Elle était très, mais alors vraiment très fatiguée. En plus, bien installée, littéralement blottie dans les bras de son Papa, elle sentait à la meilleure place au monde. Et malgré cela :
“Moi, j’aurais préféré Maman.
- Oui ? Je sais mon petit coeur. Mais c’est Papa.
- C’est toujours toi, c’est pas drôle…
- Possible, oui, mais c’est comme ça. Tu as trouvé ton énigme ?
- Oui, répondit-il en se calant encore mieux, c’est Mr PikWik.
- Tout à fait. C’est lui qui m’a glissé cette idée, je trouvais l’énigme trop facile mais il a insisté.
- P’pa… C’est un doudou… Il ne parle pas…
- Très juste, il a fait tout ça en langage des signes. Et je te prie de croire qu’avec ses grosses mains, ce n’est pas facile !
- N’importe quoi, pouffa-t-elle : il parle pas la langue des signes…”
Ils entrèrent dans la chambre, où effectivement Mr PikWik semblait les attendre.
“On allume la lumière.
- Un s’il-te-plaît ne serait pas de trop !
- La lumière, s’il-te-plaît, P’pa.
- Voilà, que la lumière soit ! Sa fille devenait carrément bougon, rien d’étonnant au vu de l’heure. Tu as passé une bonne journée ?
- Oui, c’était coool ! Mais comment tu as fait ? Pour le parc, pour les repas, tout ça… Ça tombait trop pile.
- Eh bien, la voilà ta plus grande énigme à résoudre : savoir comment j’ai tout organisé !”
Il la déposa sur le lit, retira ses chaussettes, et la petite fille se glissa sous sa couette.
“- Papidou et Mamita t’ont téléphoné quand je sortais de chez eux !
- C’est vrai, oui. Et pour le reste ? Comment tu aurais fait, toi ?”
L’enfant dut faire un terrible effort intellectuel. Il était tard, mais elle se força à trouver les réponses.

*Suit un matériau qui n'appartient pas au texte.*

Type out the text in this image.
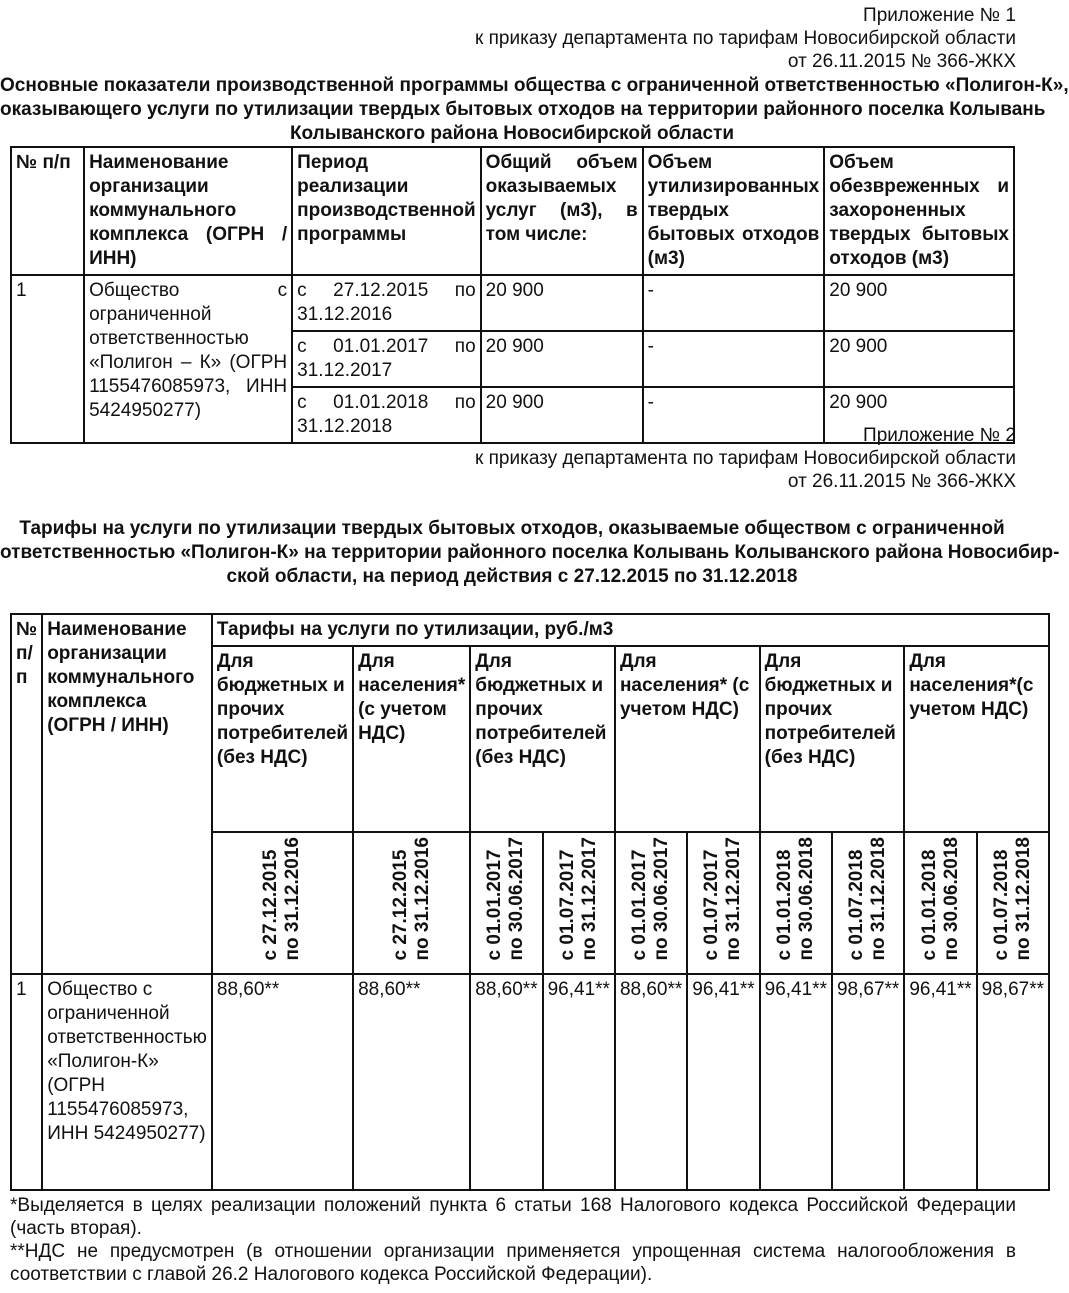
Приложение № 1
к приказу департамента по тарифам Новосибирской области
от 26.11.2015 № 366-ЖКХ
Основные показатели производственной программы общества с ограниченной ответственностью «Полигон-К»,
оказывающего услуги по утилизации твердых бытовых отходов на территории районного поселка Колывань
Колыванского района Новосибирской области
№ п/п	Наименование организации коммунального комплекса (ОГРН / ИНН)	Период реализации производственной программы	Общий объем оказываемых услуг (м3), в том числе:	Объем утилизированных твердых бытовых отходов (м3)	Объем обезвреженных и захороненных твердых бытовых отходов (м3)
1	Общество с ограниченной ответственностью «Полигон – К» (ОГРН 1155476085973, ИНН 5424950277)	с 27.12.2015 по 31.12.2016	20 900	-	20 900
		с 01.01.2017 по 31.12.2017	20 900	-	20 900
		с 01.01.2018 по 31.12.2018	20 900	-	20 900
Приложение № 2
к приказу департамента по тарифам Новосибирской области
от 26.11.2015 № 366-ЖКХ
Тарифы на услуги по утилизации твердых бытовых отходов, оказываемые обществом с ограниченной
ответственностью «Полигон-К» на территории районного поселка Колывань Колыванского района Новосибир-
ской области, на период действия с 27.12.2015 по 31.12.2018
№ п/п	Наименование организации коммунального комплекса (ОГРН / ИНН)	Тарифы на услуги по утилизации, руб./м3									
		Для бюджетных и прочих потребителей (без НДС)	Для населения* (с учетом НДС)	Для бюджетных и прочих потребителей (без НДС)		Для населения* (с учетом НДС)		Для бюджетных и прочих потребителей (без НДС)		Для населения*(с учетом НДС)	
		с 27.12.2015
по 31.12.2016	с 27.12.2015
по 31.12.2016	с 01.01.2017
по 30.06.2017	с 01.07.2017
по 31.12.2017	с 01.01.2017
по 30.06.2017	с 01.07.2017
по 31.12.2017	с 01.01.2018
по 30.06.2018	с 01.07.2018
по 31.12.2018	с 01.01.2018
по 30.06.2018	с 01.07.2018
по 31.12.2018
1	Общество с ограниченной ответственностью «Полигон-К» (ОГРН 1155476085973, ИНН 5424950277)	88,60**	88,60**	88,60**	96,41**	88,60**	96,41**	96,41**	98,67**	96,41**	98,67**
*Выделяется в целях реализации положений пункта 6 статьи 168 Налогового кодекса Российской Федерации (часть вторая).
**НДС не предусмотрен (в отношении организации применяется упрощенная система налогообложения в соответствии с главой 26.2 Налогового кодекса Российской Федерации).
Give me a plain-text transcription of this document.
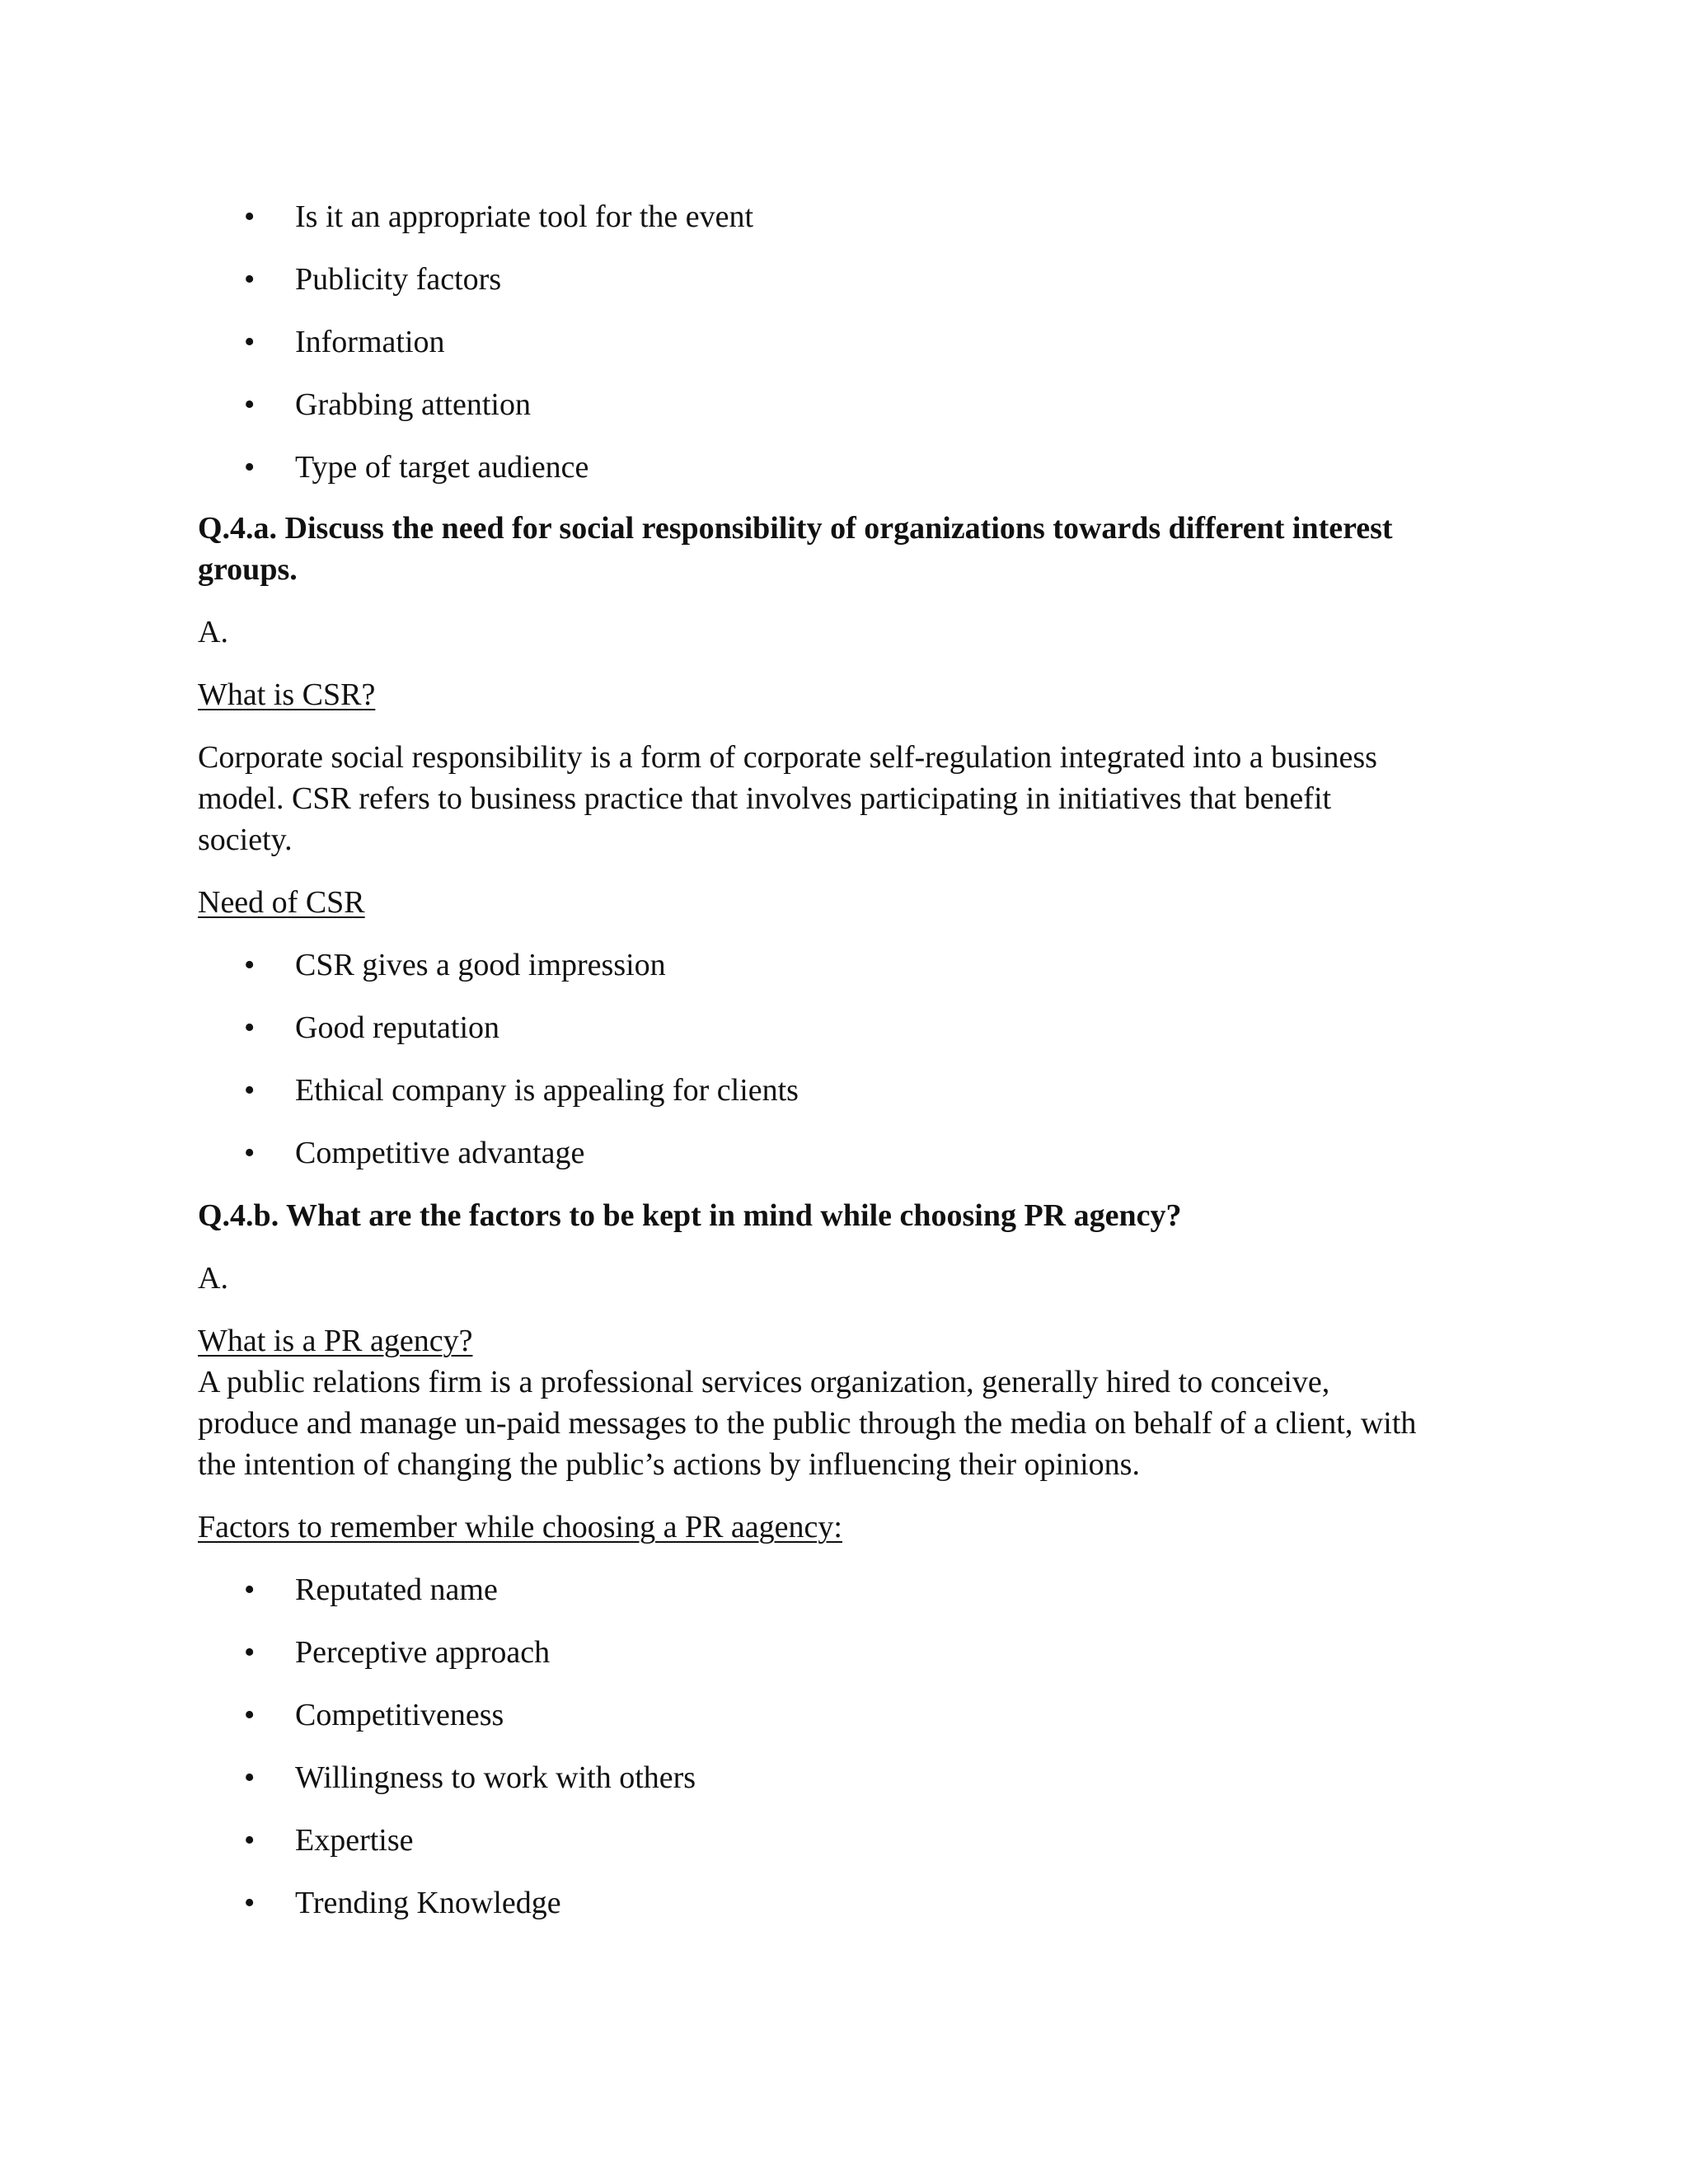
• Is it an appropriate tool for the event
• Publicity factors
• Information
• Grabbing attention
• Type of target audience
Q.4.a. Discuss the need for social responsibility of organizations towards different interest
groups.
A.
What is CSR?
Corporate social responsibility is a form of corporate self-regulation integrated into a business
model. CSR refers to business practice that involves participating in initiatives that benefit
society.
Need of CSR
• CSR gives a good impression
• Good reputation
• Ethical company is appealing for clients
• Competitive advantage
Q.4.b. What are the factors to be kept in mind while choosing PR agency?
A.
What is a PR agency?
A public relations firm is a professional services organization, generally hired to conceive,
produce and manage un-paid messages to the public through the media on behalf of a client, with
the intention of changing the public’s actions by influencing their opinions.
Factors to remember while choosing a PR aagency:
• Reputated name
• Perceptive approach
• Competitiveness
• Willingness to work with others
• Expertise
• Trending Knowledge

“- Il y avait plusieurs itinéraires !
- Précise ta pensée.
- C’est comme l’énigme du Kiwi, ou l’inverse justement. J’ai eu l’impression qu’il n’y avait qu’un chemin. Mais en fait il y avait des raccourcis. Selon l’heure, on ne me proposait pas la même énigme, pas la même destination.
- Tu es sans doute la petite fille la plus intelligente de toute la terre ! Parce que oui, tu as raison. Mais laisse-moi te dire que tu n’as pas eu besoin des raccourcis. Tu t’es amusée ?
- Oh oui, beaucoup ! Et puis, c’était sympa de rencontrer d’autres gens. Et Ethan.
- Il a l’air sympa, ce garçon. Et malin.
- Oui, il est… cool. Mais il est un peu plus grand que moi aussi.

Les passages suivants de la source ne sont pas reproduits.